The biggest complaint you hear about drums is that they are too loud, so what most churches do is put up a shield. Then they put a roof on top of that shield. Then they build a fully enclosed booth. Then comes the dreaded electronic kit. What they don’t realize is there is a reason the drums sound so obnoxious, and that there is a solution.
Check Your Cymbals
The number one thing that makes a drum kit sound loud are the cymbals. Cymbals have the potential to cut through the entire mix and drown out everything. The problem is a lot of churches don’t feel the need to invest in quality cymbals so they buy the cheapest ones they can find. Most inexpensive cymbals are loud and have a very unpleasing tone. Those two attributes together are what bothers people’s ears. The other problem is sometimes a church has invested in a quality cymbal pack but the cymbals are the wrong type of cymbals. Super thick and bright cymbals that are good for heavy metal concerts are not what you want in a church setting where volume is an issue. What you want to find are cymbals that are three things: Dark, Thin and Light. These types of cymbals are used mostly for jazz and recording. The most common brand for these are the “K” series by Zildjian. If you have a chance, go in to your local Guitar Center and test the difference between a Zildjian “K Light Hi-Hat” versus a Zildjian “Z Custom Hi-Hat”. You will hear a huge difference between the two sets. For crashes I like the Zildjian “K Dark Thin Crash” cymbal anywhere between 18” and 20”. For a ride I like the Zildjian “K Light Ride” or the “K Custom Dark Ride”. Almost all cymbal companies make jazz versions of their cymbals. There are also some new companies that are making really nice dark and thin hand-made cymbals such as Heartbeat Cymbals and Dream Cymbals. You don’t need a million cymbals. Just a crash, a ride, and a pair of hi-hats.
Change Your Heads
Another thing that churches are notorious for is not changing the drum heads. A new set of drum heads can make the difference between sounding like a musical instrument or sounding like a slamming car door. There are so many drum heads out there and everyone has different preferences but a good place to start would be coated Remo Emperors for snare and toms and a Remo Powerstroke 3 for your bass drum. The Emperors have a warm sound, and if you need to take care of unwanted overtones grab a pack of Moongel as well. I would much rather play on an inexpensive drum kit with new heads that are tuned properly than an expensive drum kit with old nasty heads that haven’t been tuned. You don’t need a bunch of toms either. All you need is one rack tom and one floor tom.
Swap Your Sticks
The third thing you can do to tame your drums is change your sticks. In general, the longer, thicker, and heavier the sticks; the louder you will play. Look for something thin and have a small tip. I like the Vic Firth Peter Erskine signature sticks with the round tip. Pretty much any sticks that are made for jazz would be what you want to try. This can help allow you or your drummer to still play confidently but not as loud. If this is still too loud you can try Promark Hot Rods. These are great for small acoustic worship sets.

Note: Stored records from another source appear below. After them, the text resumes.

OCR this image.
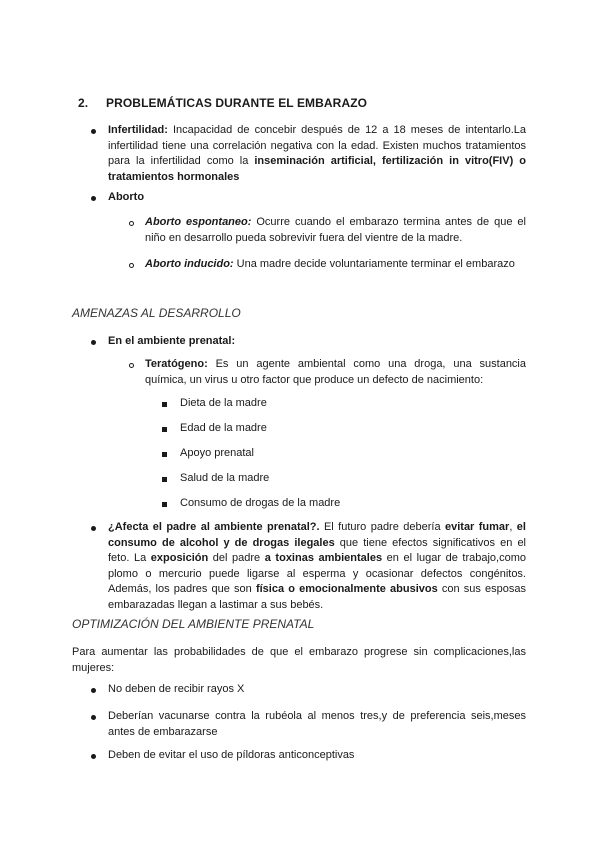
2. PROBLEMÁTICAS DURANTE EL EMBARAZO
Infertilidad: Incapacidad de concebir después de 12 a 18 meses de intentarlo.La
infertilidad tiene una correlación negativa con la edad. Existen muchos tratamientos
para la infertilidad como la inseminación artificial, fertilización in vitro(FIV) o
tratamientos hormonales
Aborto
Aborto espontaneo: Ocurre cuando el embarazo termina antes de que el
niño en desarrollo pueda sobrevivir fuera del vientre de la madre.
Aborto inducido: Una madre decide voluntariamente terminar el embarazo
AMENAZAS AL DESARROLLO
En el ambiente prenatal:
Teratógeno: Es un agente ambiental como una droga, una sustancia
química, un virus u otro factor que produce un defecto de nacimiento:
Dieta de la madre
Edad de la madre
Apoyo prenatal
Salud de la madre
Consumo de drogas de la madre
¿Afecta el padre al ambiente prenatal?. El futuro padre debería evitar fumar, el
consumo de alcohol y de drogas ilegales que tiene efectos significativos en el
feto. La exposición del padre a toxinas ambientales en el lugar de trabajo,como
plomo o mercurio puede ligarse al esperma y ocasionar defectos congénitos.
Además, los padres que son física o emocionalmente abusivos con sus esposas
embarazadas llegan a lastimar a sus bebés.
OPTIMIZACIÓN DEL AMBIENTE PRENATAL
Para aumentar las probabilidades de que el embarazo progrese sin complicaciones,las
mujeres:
No deben de recibir rayos X
Deberían vacunarse contra la rubéola al menos tres,y de preferencia seis,meses
antes de embarazarse
Deben de evitar el uso de píldoras anticonceptivas
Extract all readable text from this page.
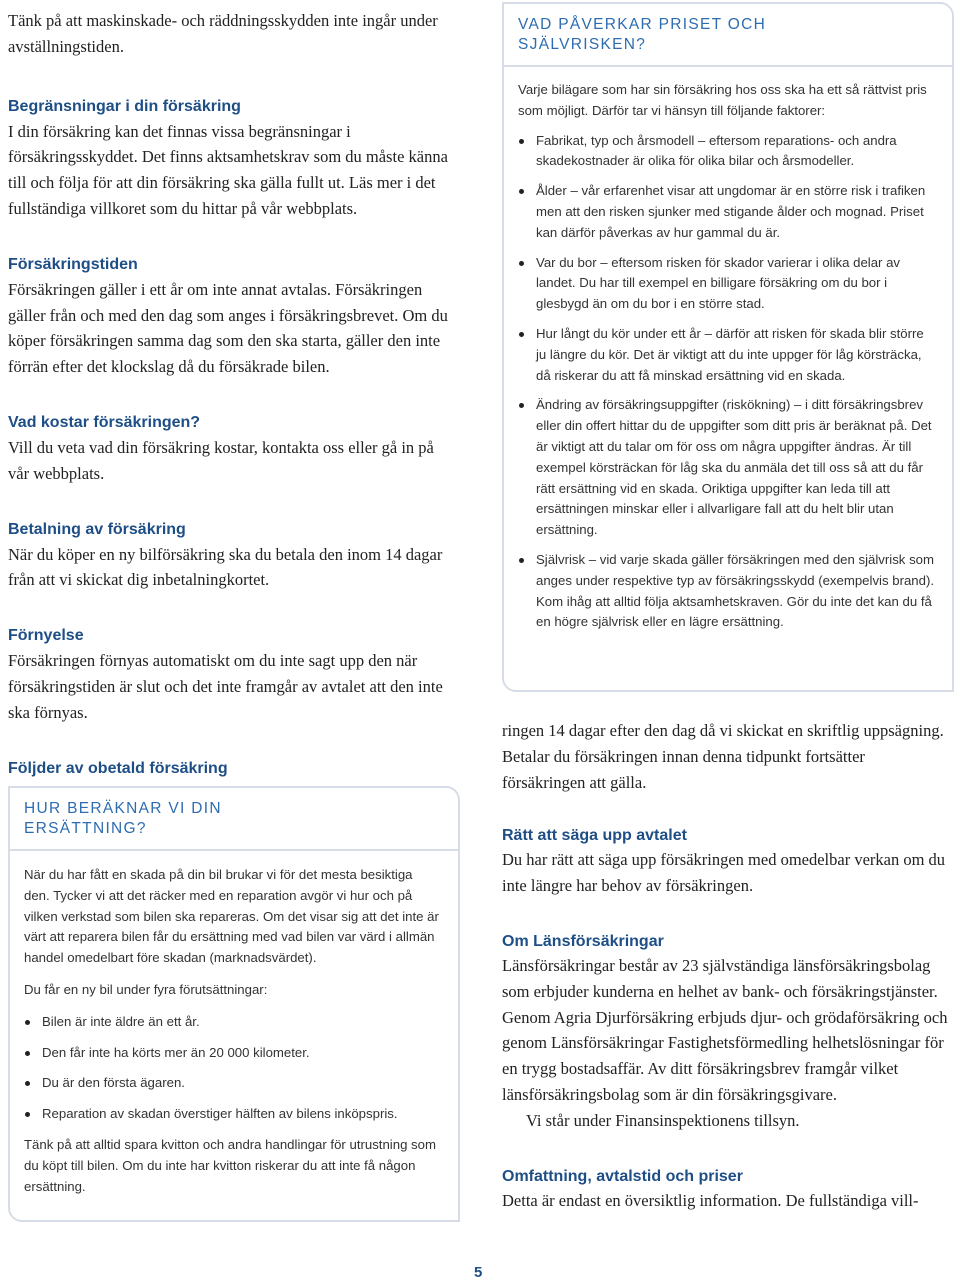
Tänk på att maskinskade- och räddningsskydden inte ingår under avställningstiden.

Begränsningar i din försäkring

I din försäkring kan det finnas vissa begränsningar i försäkringsskyddet. Det finns aktsamhetskrav som du måste känna till och följa för att din försäkring ska gälla fullt ut. Läs mer i det fullständiga villkoret som du hittar på vår webbplats.

Försäkringstiden

Försäkringen gäller i ett år om inte annat avtalas. Försäkringen gäller från och med den dag som anges i försäkringsbrevet. Om du köper försäkringen samma dag som den ska starta, gäller den inte förrän efter det klockslag då du försäkrade bilen.

Vad kostar försäkringen?

Vill du veta vad din försäkring kostar, kontakta oss eller gå in på vår webbplats.

Betalning av försäkring

När du köper en ny bilförsäkring ska du betala den inom 14 dagar från att vi skickat dig inbetalningkortet.

Förnyelse

Försäkringen förnyas automatiskt om du inte sagt upp den när försäkringstiden är slut och det inte framgår av avtalet att den inte ska förnyas.

Följder av obetald försäkring

HUR BERÄKNAR VI DIN ERSÄTTNING?

När du har fått en skada på din bil brukar vi för det mesta besiktiga den. Tycker vi att det räcker med en reparation avgör vi hur och på vilken verkstad som bilen ska repareras. Om det visar sig att det inte är värt att reparera bilen får du ersättning med vad bilen var värd i allmän handel omedelbart före skadan (marknadsvärdet).

Du får en ny bil under fyra förutsättningar:

Bilen är inte äldre än ett år.
Den får inte ha körts mer än 20 000 kilometer.
Du är den första ägaren.
Reparation av skadan överstiger hälften av bilens inköpspris.

Tänk på att alltid spara kvitton och andra handlingar för utrustning som du köpt till bilen. Om du inte har kvitton riskerar du att inte få någon ersättning.

VAD PÅVERKAR PRISET OCH SJÄLVRISKEN?

Varje bilägare som har sin försäkring hos oss ska ha ett så rättvist pris som möjligt. Därför tar vi hänsyn till följande faktorer:

Fabrikat, typ och årsmodell – eftersom reparations- och andra skadekostnader är olika för olika bilar och årsmodeller.
Ålder – vår erfarenhet visar att ungdomar är en större risk i trafiken men att den risken sjunker med stigande ålder och mognad. Priset kan därför påverkas av hur gammal du är.
Var du bor – eftersom risken för skador varierar i olika delar av landet. Du har till exempel en billigare försäkring om du bor i glesbygd än om du bor i en större stad.
Hur långt du kör under ett år – därför att risken för skada blir större ju längre du kör. Det är viktigt att du inte uppger för låg körsträcka, då riskerar du att få minskad ersättning vid en skada.
Ändring av försäkringsuppgifter (riskökning) – i ditt försäkringsbrev eller din offert hittar du de uppgifter som ditt pris är beräknat på. Det är viktigt att du talar om för oss om några uppgifter ändras. Är till exempel körsträckan för låg ska du anmäla det till oss så att du får rätt ersättning vid en skada. Oriktiga uppgifter kan leda till att ersättningen minskar eller i allvarligare fall att du helt blir utan ersättning.
Självrisk – vid varje skada gäller försäkringen med den självrisk som anges under respektive typ av försäkringsskydd (exempelvis brand). Kom ihåg att alltid följa aktsamhetskraven. Gör du inte det kan du få en högre självrisk eller en lägre ersättning.

ringen 14 dagar efter den dag då vi skickat en skriftlig uppsägning. Betalar du försäkringen innan denna tidpunkt fortsätter försäkringen att gälla.

Rätt att säga upp avtalet

Du har rätt att säga upp försäkringen med omedelbar verkan om du inte längre har behov av försäkringen.

Om Länsförsäkringar

Länsförsäkringar består av 23 självständiga länsförsäkringsbolag som erbjuder kunderna en helhet av bank- och försäkringstjänster. Genom Agria Djurförsäkring erbjuds djur- och grödaförsäkring och genom Länsförsäkringar Fastighetsförmedling helhetslösningar för en trygg bostadsaffär. Av ditt försäkringsbrev framgår vilket länsförsäkringsbolag som är din försäkringsgivare.

Vi står under Finansinspektionens tillsyn.

Omfattning, avtalstid och priser

Detta är endast en översiktlig information. De fullständiga vill-

5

Try investing in these things before caging up your drum kit. Maybe the problem wasn’t even volume and it was simply the quality of sound coming from your drum kit. If you are a drummer and your church doesn’t have a big budget, consider investing in a quality set of cymbals of your own. Stick with a small set-up more like what you would see a jazz drummer playing in a small club. Investing in your drum kit can make a huge difference in the overall quality of sound coming from your Worship Team.